Read it because you want to know.

Rating: 5 stars
Summary: For anyone with concerns about the issues of public school
Review: Now in a new 10th anniversary edition, Dumbing Us Down: The Hidden Curriculum Of Compulsory Schooling is the revolutionary, forcefully presented opinions of John Taylor Gatto, a 30-year veteran public school teacher, and an educator who also earned the distinction of becoming the New York City and New York State Teacher of the Year. Gatto persuasively denounces the homogenizing, drone-mentality aspects of compulsory education, decrying how it limits children's life experience, fails to impart the learning that it should, replaces real communities with single-interest networks and transitory "friends," and contributes to the overall downward spiral in America's rising divorce rate and other social ills. As potent a message today as it was when first published ten years ago, Dumbing Us Down presents zealous and radical ideas such as completely deregulating and privatizing education, spending less money on schools rather than more, and making children serve community service as part of their school regimen; yet whether the reader agrees with such solutions or not, the problems presented with the current educational system are as real today as they were a decade ago, and very much need to be addressed.

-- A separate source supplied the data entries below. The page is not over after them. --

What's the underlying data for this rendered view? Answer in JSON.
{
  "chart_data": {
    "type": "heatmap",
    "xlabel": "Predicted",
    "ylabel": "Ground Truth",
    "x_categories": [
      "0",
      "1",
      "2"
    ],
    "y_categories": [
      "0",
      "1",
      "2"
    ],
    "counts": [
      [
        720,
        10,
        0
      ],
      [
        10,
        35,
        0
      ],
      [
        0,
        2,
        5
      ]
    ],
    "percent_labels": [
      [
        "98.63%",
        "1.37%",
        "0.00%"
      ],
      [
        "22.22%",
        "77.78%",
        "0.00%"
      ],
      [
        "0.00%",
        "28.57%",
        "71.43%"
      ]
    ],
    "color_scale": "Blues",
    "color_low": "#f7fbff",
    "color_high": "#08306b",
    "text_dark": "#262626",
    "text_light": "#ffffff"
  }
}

Dumbing Us Down is strongly recommended reading for anyone with concerns about the issues of public school, private schooling, voucher systems, proficiency testing, teacher accountability, and the other pressing and controversial issues of education policy.

Rating: 4 stars
Summary: Five simple essays on education
Review: The book consists of five essays on the education system in the US. The first two essays are acceptance speeches for teaching awards that Gatto received. The first, which Gatto gave while accepting a Teacher of the Year Award for New York State, addresses the seven lessons he and the school system teach students. it is a harmless subject unless one considers that Gatto defines those lessons as confusion, class position, indifference, emotional dependency, intellectual dependency, provisional self-esteem and lack of privacy. His speech on being awarded the state teacher award the previous year was entitled "The Psychopathic School" - and they still asked him to speak again the next year!!!

That fact and the fact that he won awards at teaching, a field he later left because of moral issues with "indoctrination", give his theories weight. Often the way he is saying things is very conspiratorial. But what he is saying is well reasoned and logical. Gatto knows what he is talking about well enough to spook me.

This book was very different from what I expected. It is large print and only about 100 pages. Anyone of these essays can be read in a sitting. I was expecting something more scholarly with more facts to back up what Gatto is saying. This is not to dismiss the book. You can get a lot from reading a chapter/essay and then thinking about it. Gatto brings up but they tend to be about well known historical figures, such as Benjamin Franklin, or stories about his students and experiences teaching. He is taking you through a thought process, rather than documenting the phenomena he sees in schools.

This is a book well worth reading if you have a child in schools or are involved in the education process. It is a fast read, but there will also be some time for thinking and turning those issues over in your head afterwards. Despite the occasional conspiratorial tone much of what Gatto said rang true for me.